Women's bikes are fit to the individual rider in exactly the same way as men's bikes: the rider's body measurements dictate frame size, saddle height, handlebar width, stem length, crankarm length and saddle position fore and aft. Women's bikes simply make the fitting process easier because their geometry is already female-friendly. Instead of forcing a woman to fit the bike, the bike now fits the woman. Bike fit is crucial to rider comfort and pedaling efficiency, as well as injury prevention.
Women riders (even performance-oriented cyclists) generally prefer a slightly more upright riding position than men. This is due to the female pelvic structure and has nothing to do with a desire for a less aerodynamic position. Women's saddles help with a female cyclist's comfort on long rides, but raising the handlebars slightly (as compared with a man's bike) takes additional pressure off the soft tissue in the crotch.
Handlebar width is important on performance bikes.
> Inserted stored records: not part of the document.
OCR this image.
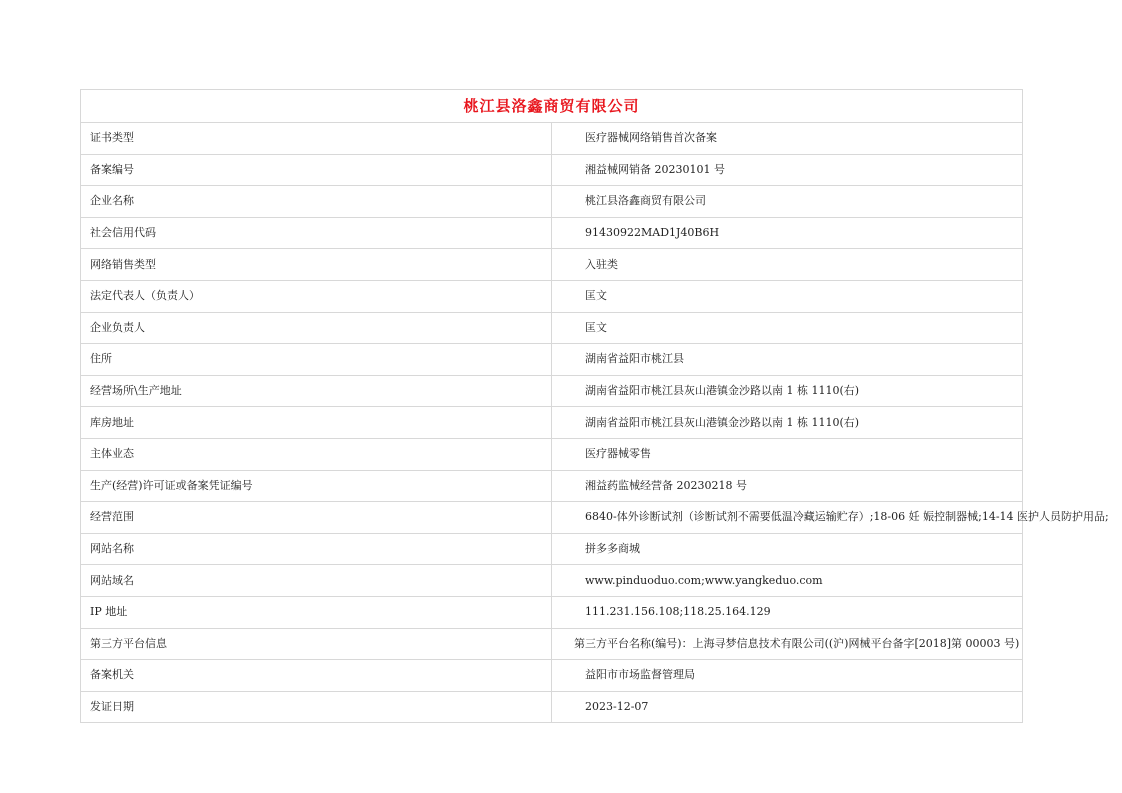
桃江县洛鑫商贸有限公司	
证书类型	医疗器械网络销售首次备案
备案编号	湘益械网销备 20230101 号
企业名称	桃江县洛鑫商贸有限公司
社会信用代码	91430922MAD1J40B6H
网络销售类型	入驻类
法定代表人（负责人）	匡文
企业负责人	匡文
住所	湖南省益阳市桃江县
经营场所\生产地址	湖南省益阳市桃江县灰山港镇金沙路以南 1 栋 1110(右)
库房地址	湖南省益阳市桃江县灰山港镇金沙路以南 1 栋 1110(右)
主体业态	医疗器械零售
生产(经营)许可证或备案凭证编号	湘益药监械经营备 20230218 号
经营范围	6840-体外诊断试剂（诊断试剂不需要低温冷藏运输贮存）;18-06 妊 娠控制器械;14-14 医护人员防护用品;
网站名称	拼多多商城
网站域名	www.pinduoduo.com;www.yangkeduo.com
IP 地址	111.231.156.108;118.25.164.129
第三方平台信息	第三方平台名称(编号)：上海寻梦信息技术有限公司((沪)网械平台备字[2018]第 00003 号)
备案机关	益阳市市场监督管理局
发证日期	2023-12-07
The hand position must be neutral, with the hands either straight out from the shoulders or very slightly either to the inside or outside, but only slightly. Most men's road handlebars are too wide for women, but on women's bikes, they are proportionately sized. On mountain bikes and hybrids this is less important. Mountain bike handlebar width is a very individual preference; but women's mountain bike handlebars are narrower than on men's bikes.
Women's bike sizes are generally a few sizes smaller then men's bikes. This range of sizes accommodate riders from about 4'10" to 5'10" in height. Road frames range from 42cm to 57cm, and mountain, hybrid and cruiser frames range from 13" to 18". Taller women can often ride a men's bike, but very short women almost always need a women's bike.